Es waren ja seither so viele Jahre vergangen, daß aus dem kleinen Knaben schon ein Mann, und zwar ein tüchtiger Mann, der seinen Eltern Freude machte, geworden war. Er hatte vor kurzem Hochzeit gehabt und wohnte nun mit seiner jungen Frau in dem Haus mit dem Garten davor. Einmal stand er neben ihr, während sie eine einfache Feldblume pflanzte, die ihr besonders gut gefiel; sie pflanzte sie mit ihrer eigenen kleinen Hand ein und drückte die Erde mit ihren Fingern fest. Au! was war das? Sie hatte sich gestochen, etwas Spitziges ragte aus der Erde hervor.
Das war – ja denket nur – das war der Bleisoldat; derselbe Bleisoldat, der einst bei dem alten Manne verloren gegangen war und allmählich durch das Balkenwerk und den Schutt hinuntergeglitten war, und nun schon viele Jahre lang in der Erde gelegen hatte.
Die junge Frau wischte den Soldaten zuerst mit einem grünen Blatt und dann mit ihrem feinen Taschentuche, das herrlich duftete, sorgfältig ab, und da war es dem Bleisoldaten, als ob er aus einem tiefen, tiefen Schlafe erwache.
»Laß mich ihn sehen!« sagte der junge Mann; dann lächelte er und schüttelte den Kopf. »Es kann wohl schwerlich derselbe sein, aber er erinnert mich an eine Geschichte, die ich als kleiner Knabe einmal mit einem Bleisoldaten erlebt habe.« Dann erzählte er seiner Frau von dem alten Hause und dem alten Mann und von dem Bleisoldaten, den er ihm hinübergeschickt hatte, weil er so schrecklich einsam war. Er erzählte dies alles so lebendig, daß der jungen Frau über das alte Haus und den alten Mann die Tränen in die Augen traten.
»Es kann doch sein, daß es derselbe Bleisoldat ist«, erwiderte sie. »Ich will ihn aufbewahren und alles, was du mir erzählt hast, wohl im Gedächtnis behalten, und das Grab des alten Mannes mußt du mir auch zeigen.«
»Ich weiß gar nicht, wo es ist«, sagte er, »niemand weiß es. Alle seine Freunde waren tot, niemand pflegte ihn, und ich war ja ein kleiner Knabe.«
»Wie schrecklich verlassen muß er doch gewesen sein!« rief sie aus.

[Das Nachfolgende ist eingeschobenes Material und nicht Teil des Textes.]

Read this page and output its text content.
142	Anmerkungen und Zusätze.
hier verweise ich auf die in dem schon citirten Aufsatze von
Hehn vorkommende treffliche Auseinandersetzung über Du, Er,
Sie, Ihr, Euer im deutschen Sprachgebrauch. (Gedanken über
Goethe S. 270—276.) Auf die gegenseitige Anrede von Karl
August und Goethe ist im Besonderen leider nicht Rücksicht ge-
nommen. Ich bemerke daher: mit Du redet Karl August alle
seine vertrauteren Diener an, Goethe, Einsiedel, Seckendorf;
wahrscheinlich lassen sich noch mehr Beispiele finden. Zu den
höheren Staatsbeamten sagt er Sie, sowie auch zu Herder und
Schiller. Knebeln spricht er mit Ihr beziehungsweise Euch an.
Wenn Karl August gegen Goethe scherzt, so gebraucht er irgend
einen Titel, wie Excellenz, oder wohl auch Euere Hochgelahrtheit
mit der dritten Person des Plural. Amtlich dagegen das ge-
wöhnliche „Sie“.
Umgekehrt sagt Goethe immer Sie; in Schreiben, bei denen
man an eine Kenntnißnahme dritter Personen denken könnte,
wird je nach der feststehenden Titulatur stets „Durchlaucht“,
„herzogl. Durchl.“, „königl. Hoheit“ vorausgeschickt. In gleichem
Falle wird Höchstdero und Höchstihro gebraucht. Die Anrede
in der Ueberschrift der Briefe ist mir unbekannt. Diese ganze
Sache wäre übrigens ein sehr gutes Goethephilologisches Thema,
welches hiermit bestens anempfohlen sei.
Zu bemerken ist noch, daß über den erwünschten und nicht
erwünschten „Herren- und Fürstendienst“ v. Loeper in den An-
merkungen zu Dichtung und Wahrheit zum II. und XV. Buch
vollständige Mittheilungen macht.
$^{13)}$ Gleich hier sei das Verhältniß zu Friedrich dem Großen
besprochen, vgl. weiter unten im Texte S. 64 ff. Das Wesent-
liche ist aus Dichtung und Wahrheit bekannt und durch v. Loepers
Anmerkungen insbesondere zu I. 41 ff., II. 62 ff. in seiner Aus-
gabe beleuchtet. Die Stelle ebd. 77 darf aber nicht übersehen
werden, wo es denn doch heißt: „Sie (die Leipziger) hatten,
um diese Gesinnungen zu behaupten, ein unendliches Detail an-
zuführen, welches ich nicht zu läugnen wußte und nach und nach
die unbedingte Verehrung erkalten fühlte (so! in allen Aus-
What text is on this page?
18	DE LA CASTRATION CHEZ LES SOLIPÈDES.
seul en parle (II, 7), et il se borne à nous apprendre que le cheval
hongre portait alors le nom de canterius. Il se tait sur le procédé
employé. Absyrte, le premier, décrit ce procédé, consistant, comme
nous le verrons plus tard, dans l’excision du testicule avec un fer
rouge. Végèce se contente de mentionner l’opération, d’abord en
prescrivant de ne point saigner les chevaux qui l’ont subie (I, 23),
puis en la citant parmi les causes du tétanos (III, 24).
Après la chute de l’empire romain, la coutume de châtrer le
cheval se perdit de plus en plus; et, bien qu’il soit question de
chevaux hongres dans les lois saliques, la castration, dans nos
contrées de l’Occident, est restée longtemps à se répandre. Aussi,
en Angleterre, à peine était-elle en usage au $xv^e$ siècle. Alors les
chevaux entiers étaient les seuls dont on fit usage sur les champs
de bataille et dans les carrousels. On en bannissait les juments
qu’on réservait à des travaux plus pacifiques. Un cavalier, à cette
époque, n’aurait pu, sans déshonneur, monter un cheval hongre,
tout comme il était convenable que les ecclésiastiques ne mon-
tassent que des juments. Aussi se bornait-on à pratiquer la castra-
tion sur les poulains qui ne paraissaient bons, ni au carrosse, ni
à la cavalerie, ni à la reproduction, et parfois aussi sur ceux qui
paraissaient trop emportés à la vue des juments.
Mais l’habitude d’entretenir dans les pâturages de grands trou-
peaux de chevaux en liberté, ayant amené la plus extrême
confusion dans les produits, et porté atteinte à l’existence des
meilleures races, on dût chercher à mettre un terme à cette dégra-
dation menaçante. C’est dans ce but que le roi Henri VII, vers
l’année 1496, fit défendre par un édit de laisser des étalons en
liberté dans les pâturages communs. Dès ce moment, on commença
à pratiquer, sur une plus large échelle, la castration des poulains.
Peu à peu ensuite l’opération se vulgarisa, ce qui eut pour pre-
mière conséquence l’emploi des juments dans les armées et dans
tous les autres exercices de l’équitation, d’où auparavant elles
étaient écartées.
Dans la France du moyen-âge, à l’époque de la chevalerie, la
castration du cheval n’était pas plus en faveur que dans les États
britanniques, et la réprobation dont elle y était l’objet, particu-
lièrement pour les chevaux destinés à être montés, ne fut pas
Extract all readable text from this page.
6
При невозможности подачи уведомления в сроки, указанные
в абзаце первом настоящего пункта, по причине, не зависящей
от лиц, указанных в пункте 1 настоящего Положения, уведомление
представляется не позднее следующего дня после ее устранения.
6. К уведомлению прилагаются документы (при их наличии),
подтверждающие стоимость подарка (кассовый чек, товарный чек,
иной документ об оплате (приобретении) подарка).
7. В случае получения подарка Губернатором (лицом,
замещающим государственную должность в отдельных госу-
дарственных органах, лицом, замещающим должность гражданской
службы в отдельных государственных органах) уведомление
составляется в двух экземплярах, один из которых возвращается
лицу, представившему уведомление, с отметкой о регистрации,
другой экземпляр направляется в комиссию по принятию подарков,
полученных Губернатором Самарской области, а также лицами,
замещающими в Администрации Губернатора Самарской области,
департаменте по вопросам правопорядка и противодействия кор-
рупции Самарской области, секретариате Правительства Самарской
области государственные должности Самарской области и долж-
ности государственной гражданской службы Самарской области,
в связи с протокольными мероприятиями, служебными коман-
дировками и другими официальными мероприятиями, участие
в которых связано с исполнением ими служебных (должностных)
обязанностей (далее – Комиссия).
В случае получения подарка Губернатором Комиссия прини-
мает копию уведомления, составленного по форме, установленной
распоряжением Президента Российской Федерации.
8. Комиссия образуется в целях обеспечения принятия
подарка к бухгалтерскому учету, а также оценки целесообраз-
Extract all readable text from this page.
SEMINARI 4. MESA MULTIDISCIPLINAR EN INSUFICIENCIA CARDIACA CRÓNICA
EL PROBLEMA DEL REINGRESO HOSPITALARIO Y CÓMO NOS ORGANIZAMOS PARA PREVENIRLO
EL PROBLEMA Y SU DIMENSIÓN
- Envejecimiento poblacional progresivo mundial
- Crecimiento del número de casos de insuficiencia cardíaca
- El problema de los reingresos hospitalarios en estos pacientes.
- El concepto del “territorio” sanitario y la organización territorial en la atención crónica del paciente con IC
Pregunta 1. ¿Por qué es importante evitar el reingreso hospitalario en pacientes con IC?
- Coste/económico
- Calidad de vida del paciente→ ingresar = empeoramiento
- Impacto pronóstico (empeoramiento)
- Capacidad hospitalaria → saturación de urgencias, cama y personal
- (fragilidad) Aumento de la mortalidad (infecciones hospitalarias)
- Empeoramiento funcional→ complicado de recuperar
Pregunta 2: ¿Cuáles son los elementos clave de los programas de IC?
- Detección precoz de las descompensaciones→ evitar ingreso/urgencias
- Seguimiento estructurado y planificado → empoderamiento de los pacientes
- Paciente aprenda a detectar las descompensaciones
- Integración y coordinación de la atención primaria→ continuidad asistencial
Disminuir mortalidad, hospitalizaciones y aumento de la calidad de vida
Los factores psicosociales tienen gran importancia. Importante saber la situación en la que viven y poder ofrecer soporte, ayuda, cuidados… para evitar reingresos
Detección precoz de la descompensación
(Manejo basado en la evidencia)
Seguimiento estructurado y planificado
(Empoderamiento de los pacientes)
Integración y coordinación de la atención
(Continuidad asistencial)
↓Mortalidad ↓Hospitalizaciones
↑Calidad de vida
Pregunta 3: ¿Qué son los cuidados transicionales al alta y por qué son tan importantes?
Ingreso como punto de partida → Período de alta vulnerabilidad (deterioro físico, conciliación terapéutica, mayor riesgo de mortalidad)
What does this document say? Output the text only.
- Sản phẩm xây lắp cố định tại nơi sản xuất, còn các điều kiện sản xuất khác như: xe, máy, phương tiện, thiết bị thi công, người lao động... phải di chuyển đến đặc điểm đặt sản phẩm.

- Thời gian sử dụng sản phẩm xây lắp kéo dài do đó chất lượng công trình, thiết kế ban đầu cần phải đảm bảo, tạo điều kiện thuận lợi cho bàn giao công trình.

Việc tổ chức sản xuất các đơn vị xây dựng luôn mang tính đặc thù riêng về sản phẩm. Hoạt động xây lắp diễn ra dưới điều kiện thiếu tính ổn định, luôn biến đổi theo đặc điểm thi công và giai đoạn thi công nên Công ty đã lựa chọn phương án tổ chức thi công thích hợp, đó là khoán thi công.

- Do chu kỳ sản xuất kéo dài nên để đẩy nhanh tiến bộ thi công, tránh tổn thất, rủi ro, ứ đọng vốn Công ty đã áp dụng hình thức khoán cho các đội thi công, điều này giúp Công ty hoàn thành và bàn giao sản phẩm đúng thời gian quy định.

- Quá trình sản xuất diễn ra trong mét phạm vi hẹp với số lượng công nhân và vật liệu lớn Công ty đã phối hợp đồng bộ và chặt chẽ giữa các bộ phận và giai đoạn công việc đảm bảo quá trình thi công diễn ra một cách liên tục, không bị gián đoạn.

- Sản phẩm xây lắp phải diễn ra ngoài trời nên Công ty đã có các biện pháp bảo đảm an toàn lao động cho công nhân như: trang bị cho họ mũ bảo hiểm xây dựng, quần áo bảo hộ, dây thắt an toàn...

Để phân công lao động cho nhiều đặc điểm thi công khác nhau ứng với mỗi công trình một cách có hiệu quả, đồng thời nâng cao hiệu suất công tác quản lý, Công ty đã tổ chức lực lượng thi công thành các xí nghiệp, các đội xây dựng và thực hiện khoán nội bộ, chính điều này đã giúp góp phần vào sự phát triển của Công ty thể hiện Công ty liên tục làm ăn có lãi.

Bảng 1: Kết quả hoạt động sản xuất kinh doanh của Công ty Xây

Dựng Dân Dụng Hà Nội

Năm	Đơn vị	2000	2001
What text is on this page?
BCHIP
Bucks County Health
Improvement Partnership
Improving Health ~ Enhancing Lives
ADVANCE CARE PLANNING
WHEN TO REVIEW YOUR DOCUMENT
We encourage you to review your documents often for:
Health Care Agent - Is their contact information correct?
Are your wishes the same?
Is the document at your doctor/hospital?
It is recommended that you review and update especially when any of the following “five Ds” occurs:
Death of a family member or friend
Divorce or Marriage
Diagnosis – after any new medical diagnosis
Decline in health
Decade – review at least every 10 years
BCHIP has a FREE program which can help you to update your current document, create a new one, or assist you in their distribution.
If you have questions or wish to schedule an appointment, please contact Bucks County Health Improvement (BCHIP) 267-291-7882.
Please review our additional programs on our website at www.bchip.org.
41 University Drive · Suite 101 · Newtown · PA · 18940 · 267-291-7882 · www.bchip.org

»Ja, verlassen und einsam«, sagte der Bleisoldat, »aber herrlich ist es, nicht vergessen zu werden!«
»Herrlich!« rief etwas dicht neben ihnen; allein außer dem Bleisoldaten sah niemand, daß es ein Fetzen der schweinsledernen Tapete war. Die Vergoldung war vollständig abgegangen, und er sah gerade wie feuchte Erde aus; aber seine Ansicht hatte er sich doch erhalten und sprach sie aus:
»Vergoldung vergeht,
Aber Schweinsleber besteht!«
Allein das glaubte der Bleisoldat nicht.